Anyone else look at this one on TCM last night? If not SolarCoasterX has uploaded a hint of what you missed.
J. Lee Thompson's thriller has a lot going for it, but doesn't quite live up to that trailer. It's pretty ambitious visually, opting for black and white pretty late in the game but to often menacing effect on location at castle and environs. Thompson and editor Ernest Walter also opt often for a rapid-fire montage style, though at times it's so reminiscent of a Mission:Impossible opening that you expect to see the fuse burning across the screen. The technique works best at the climax, as Deborah Kerr runs to the rescue of husband David Niven while David Hemmings readies his bow to perform Niven's ritual execution and Sharon Tate as Hemmings's witchy sister lurks nearby. The deal is that Niven, who owns extensive lands in rural France (and is presumably, like Hemmings, Donald Pleasance, Flora Robson, etc., French) but lives the sophisticated life (harp concerts, etc.) in the big city, must return to the countryside and his overlording castle when the vineyards fail for the third straight year. Niven's is a lineage of sacrificial kings; the menfolk lay their lives down as blood offerings to the land so the crops will flourish. But somehow he never told his wife about this before the crisis, so most of the picture is Kerr's agonizingly protracted discovery of the truth, impeded by Tate's malice and Pleasance's obfuscation in his capacity as the local priest. Maybe Niven thought he could live out his life without getting the call home, despite his angry memory of his own father's faking death by drowning to dodge the ancient obligation. Maybe I just don't understand the ways of these French folk, but this whole human sacrifice business is something you might tell the woman you're sharing your potentially-truncated life with about. But I suppose that stiff-upper-lip tradition for which the French are well known forbids one from revealing those little details that might trouble women's delicate sensibilities.
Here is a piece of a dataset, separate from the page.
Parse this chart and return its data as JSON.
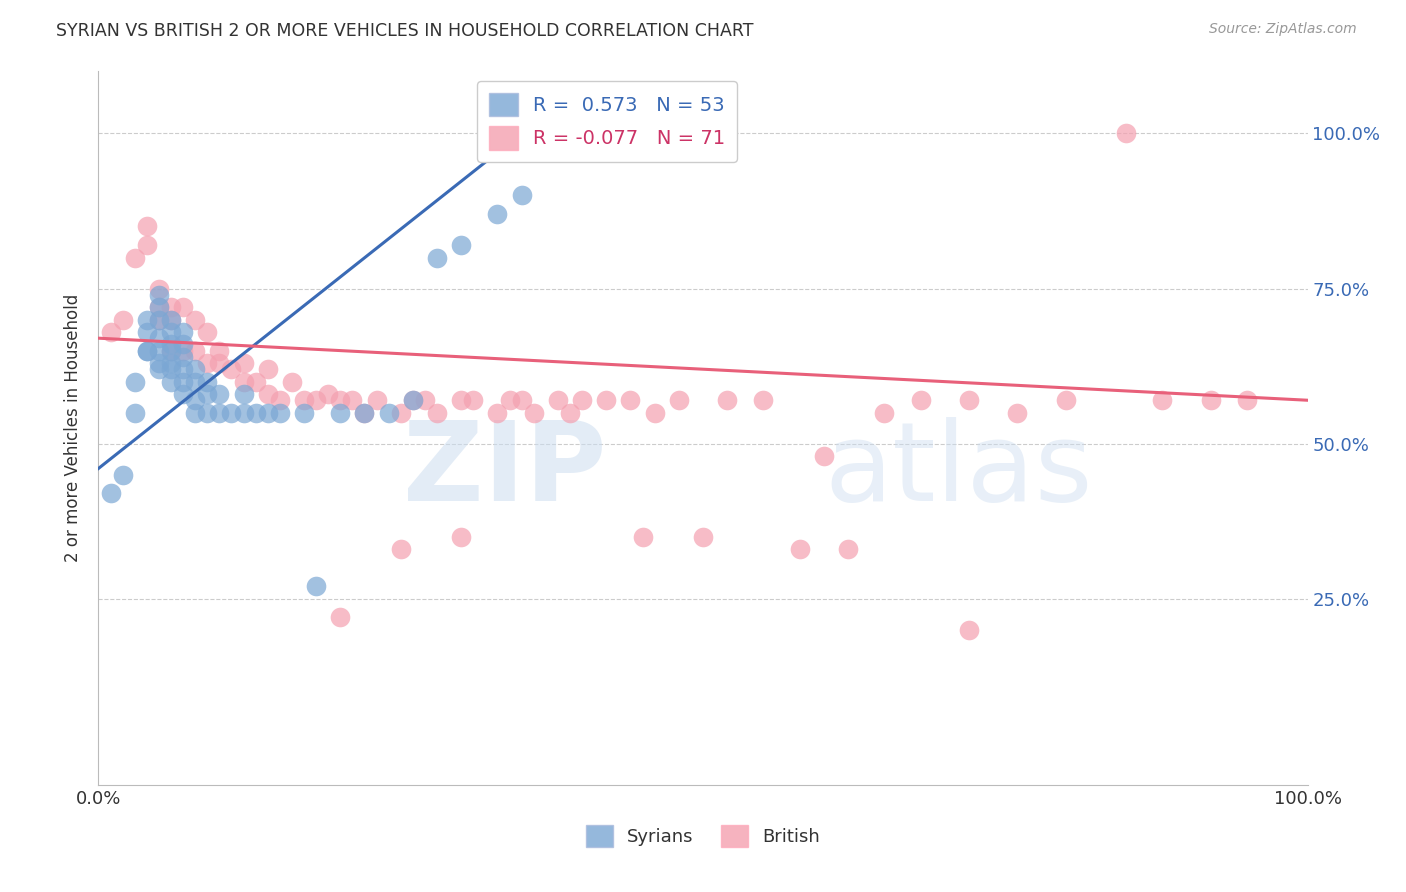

Better to trouble them all at once when the time comes to take your mandatory arrow in the chest.
It's up to Kerr to carry the picture, both as a woman in peril and the only person likely to defy tradition and superstition and save the day. The problem with the story is that there's no consistent sense of the peril she's in or her potential for heroism. Sharon Tate seems to want to kill her, but her witch character seems singular in her intentions, though Hemmings does point an arrow in Kerr's direction once. Ultimately, the film disappoints because the thriller set-up requires Kerr to accomplish something, but she doesn't. She could break up the sacrifice, or convince the old man to intervene, or she could even sacrifice herself (for love if not the wine crop) by taking the arrow herself. But this is a movie that concludes with a race against time that the heroine loses. The effect was meant to be horrific, I'm sure, but it only seemed futile.
Still, Eye of the Devil (released as 13 in England) has its moments, and most of those belong to Sharon Tate. Whenever she's not being flogged by Niven, she's given free reign by Thompson to command the screen. In this introductory, heavily-hyped performance, she projects modish, mild-mannered menace in stylish black pants suits. Despite her placid, elegant demeanor, she's so overtly sinister compared to the covertly conspiratorial villagers that she seems to be in the wrong picture sometimes. She belonged in a better one. She steals this movie from a somnolent Niven, a frantic Kerr, a mostly mute Hemmings and an under-utilized Pleasance. Because of real-life horrors to come, Tate was probably bound to steal the show in retrospect, but I think she deserved some props for her performance regardless. For one reason or another, she's the main reason to watch this film.